Moi je pense que le seul et unique critère valable, pour la savoir (et d´ailleurs déjà évoqué dans le bouquin mais rejeté à cause de l´éthique), c´est la reproduction : le seul et unique critère de classement des espèces en taxinomie... De plus cela permet une certaine ouverture, car en lisant le débat, je n´ai pas cessé de penser aux covenants, si leurs arguments s´appliquait à eux. Et si la conclusion finale peut sembler d´une logique implacable, elle est totalement ratée car cela voudrais dire que n´importe quel covenant est un homme. Le seul critère, c´est la reproduction, et un passage du bouquin suggère que sans la tête, les jambes et les bras, on ne distingue pas une femelle humaine d´une femelle tropi.
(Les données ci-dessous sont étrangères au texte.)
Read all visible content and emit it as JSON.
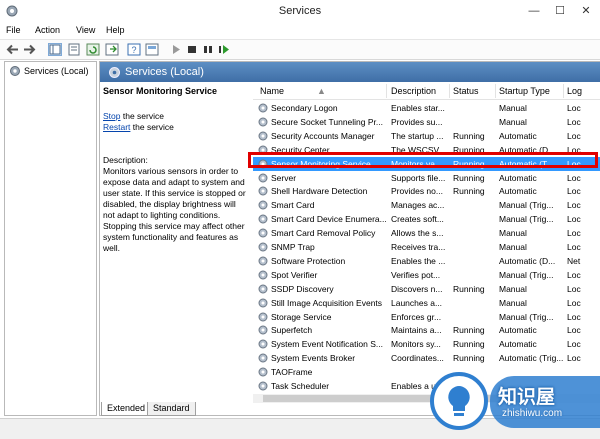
{
  "window": {
    "title": "Services",
    "minimize": "—",
    "maximize": "☐",
    "close": "✕"
  },
  "menu": [
    "File",
    "Action",
    "View",
    "Help"
  ],
  "tree": {
    "root_label": "Services (Local)"
  },
  "pane": {
    "header_title": "Services (Local)",
    "service_name": "Sensor Monitoring Service",
    "stop_link": "Stop",
    "stop_suffix": " the service",
    "restart_link": "Restart",
    "restart_suffix": " the service",
    "desc_title": "Description:",
    "desc_body": "Monitors various sensors in order to expose data and adapt to system and user state.  If this service is stopped or disabled, the display brightness will not adapt to lighting conditions. Stopping this service may affect other system functionality and features as well."
  },
  "columns": [
    "Name",
    "Description",
    "Status",
    "Startup Type",
    "Log"
  ],
  "rows": [
    {
      "name": "Secondary Logon",
      "desc": "Enables star...",
      "status": "",
      "type": "Manual",
      "log": "Loc"
    },
    {
      "name": "Secure Socket Tunneling Pr...",
      "desc": "Provides su...",
      "status": "",
      "type": "Manual",
      "log": "Loc"
    },
    {
      "name": "Security Accounts Manager",
      "desc": "The startup ...",
      "status": "Running",
      "type": "Automatic",
      "log": "Loc"
    },
    {
      "name": "Security Center",
      "desc": "The WSCSV...",
      "status": "Running",
      "type": "Automatic (D...",
      "log": "Loc"
    },
    {
      "name": "Sensor Monitoring Service",
      "desc": "Monitors va...",
      "status": "Running",
      "type": "Automatic (T...",
      "log": "Loc",
      "selected": true
    },
    {
      "name": "Server",
      "desc": "Supports file...",
      "status": "Running",
      "type": "Automatic",
      "log": "Loc"
    },
    {
      "name": "Shell Hardware Detection",
      "desc": "Provides no...",
      "status": "Running",
      "type": "Automatic",
      "log": "Loc"
    },
    {
      "name": "Smart Card",
      "desc": "Manages ac...",
      "status": "",
      "type": "Manual (Trig...",
      "log": "Loc"
    },
    {
      "name": "Smart Card Device Enumera...",
      "desc": "Creates soft...",
      "status": "",
      "type": "Manual (Trig...",
      "log": "Loc"
    },
    {
      "name": "Smart Card Removal Policy",
      "desc": "Allows the s...",
      "status": "",
      "type": "Manual",
      "log": "Loc"
    },
    {
      "name": "SNMP Trap",
      "desc": "Receives tra...",
      "status": "",
      "type": "Manual",
      "log": "Loc"
    },
    {
      "name": "Software Protection",
      "desc": "Enables the ...",
      "status": "",
      "type": "Automatic (D...",
      "log": "Net"
    },
    {
      "name": "Spot Verifier",
      "desc": "Verifies pot...",
      "status": "",
      "type": "Manual (Trig...",
      "log": "Loc"
    },
    {
      "name": "SSDP Discovery",
      "desc": "Discovers n...",
      "status": "Running",
      "type": "Manual",
      "log": "Loc"
    },
    {
      "name": "Still Image Acquisition Events",
      "desc": "Launches a...",
      "status": "",
      "type": "Manual",
      "log": "Loc"
    },
    {
      "name": "Storage Service",
      "desc": "Enforces gr...",
      "status": "",
      "type": "Manual (Trig...",
      "log": "Loc"
    },
    {
      "name": "Superfetch",
      "desc": "Maintains a...",
      "status": "Running",
      "type": "Automatic",
      "log": "Loc"
    },
    {
      "name": "System Event Notification S...",
      "desc": "Monitors sy...",
      "status": "Running",
      "type": "Automatic",
      "log": "Loc"
    },
    {
      "name": "System Events Broker",
      "desc": "Coordinates...",
      "status": "Running",
      "type": "Automatic (Trig...",
      "log": "Loc"
    },
    {
      "name": "TAOFrame",
      "desc": "",
      "status": "",
      "type": "",
      "log": ""
    },
    {
      "name": "Task Scheduler",
      "desc": "Enables a u...",
      "status": "",
      "type": "",
      "log": ""
    }
  ],
  "tabs": [
    "Extended",
    "Standard"
  ],
  "watermark": {
    "text": "知识屋",
    "sub": "zhishiwu.com"
  }
}
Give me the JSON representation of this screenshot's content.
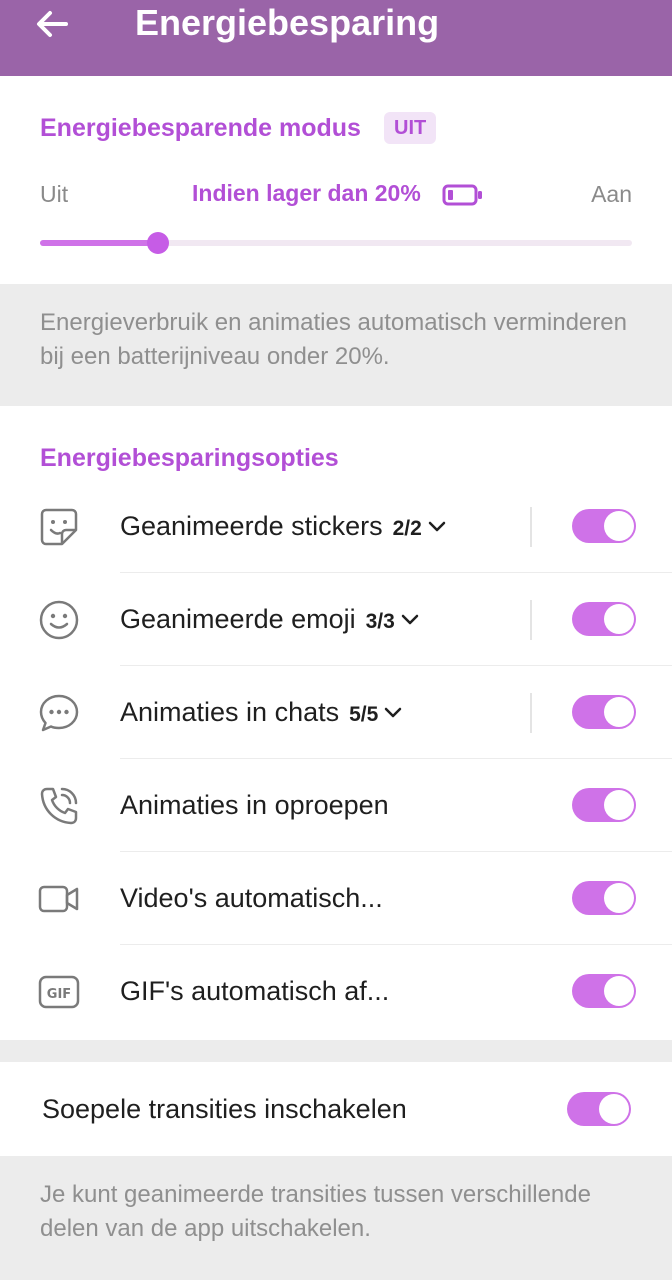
{
  "header": {
    "title": "Energiebesparing",
    "back_icon": "arrow-left-icon"
  },
  "mode": {
    "title": "Energiebesparende modus",
    "badge": "UIT",
    "slider": {
      "min_label": "Uit",
      "max_label": "Aan",
      "current_label": "Indien lager dan 20%",
      "value_fraction": 0.2,
      "icon": "battery-low-icon"
    },
    "description": "Energieverbruik en animaties automatisch verminderen bij een batterijniveau onder 20%."
  },
  "options": {
    "title": "Energiebesparingsopties",
    "items": [
      {
        "label": "Geanimeerde stickers",
        "count": "2/2",
        "icon": "sticker-icon",
        "enabled": true
      },
      {
        "label": "Geanimeerde emoji",
        "count": "3/3",
        "icon": "smiley-icon",
        "enabled": true
      },
      {
        "label": "Animaties in chats",
        "count": "5/5",
        "icon": "chat-bubble-icon",
        "enabled": true
      },
      {
        "label": "Animaties in oproepen",
        "count": "",
        "icon": "phone-call-icon",
        "enabled": true
      },
      {
        "label": "Video's automatisch...",
        "count": "",
        "icon": "video-camera-icon",
        "enabled": true
      },
      {
        "label": "GIF's automatisch af...",
        "count": "",
        "icon": "gif-icon",
        "enabled": true
      }
    ]
  },
  "smooth": {
    "label": "Soepele transities inschakelen",
    "enabled": true,
    "description": "Je kunt geanimeerde transities tussen verschillende delen van de app uitschakelen."
  },
  "colors": {
    "header_bg": "#9a64a8",
    "accent": "#b24fd6",
    "toggle_on": "#cf72e8"
  }
}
D´ou ma conclusion : ce sont des hommes, en retard dans l´évolution.
Sinon ce qui me fait marrer, dans la conclusion du bouquin, c´est son extreme ambiguité : en fait, ils finissent par admettre qu´il s´agit d´hommes, mais ils relaxent le personnage principal... Bien sur la rétroactivité impossible du jugement n´est qu´un prétexte, car le héros, il a la sympathie du lecteur !! Le lecteur ne veut pas qu´il soit pendu ! Donc le lecteur de base pense foncièrement que les tropis ne sont pas des hommes, car pour lui le héros ne mérite pa sla pendaison, et le lecteur serait pourtant paradoxalement enclin à dire comme l´auteur "ce sont des hommes" !
Si Vercors n´avait pas cette sympathie pour le héros, cette non-culpabilisation à l´esprit, il l´aurait simplement pendu. Mais je me demande pourquoi il ne le fait pas, je ne vois pas l´avantage à foncièrement penser une chose (tropis ne sont pas des hommes) et à explicitement marquer le contraire dans son bouquin.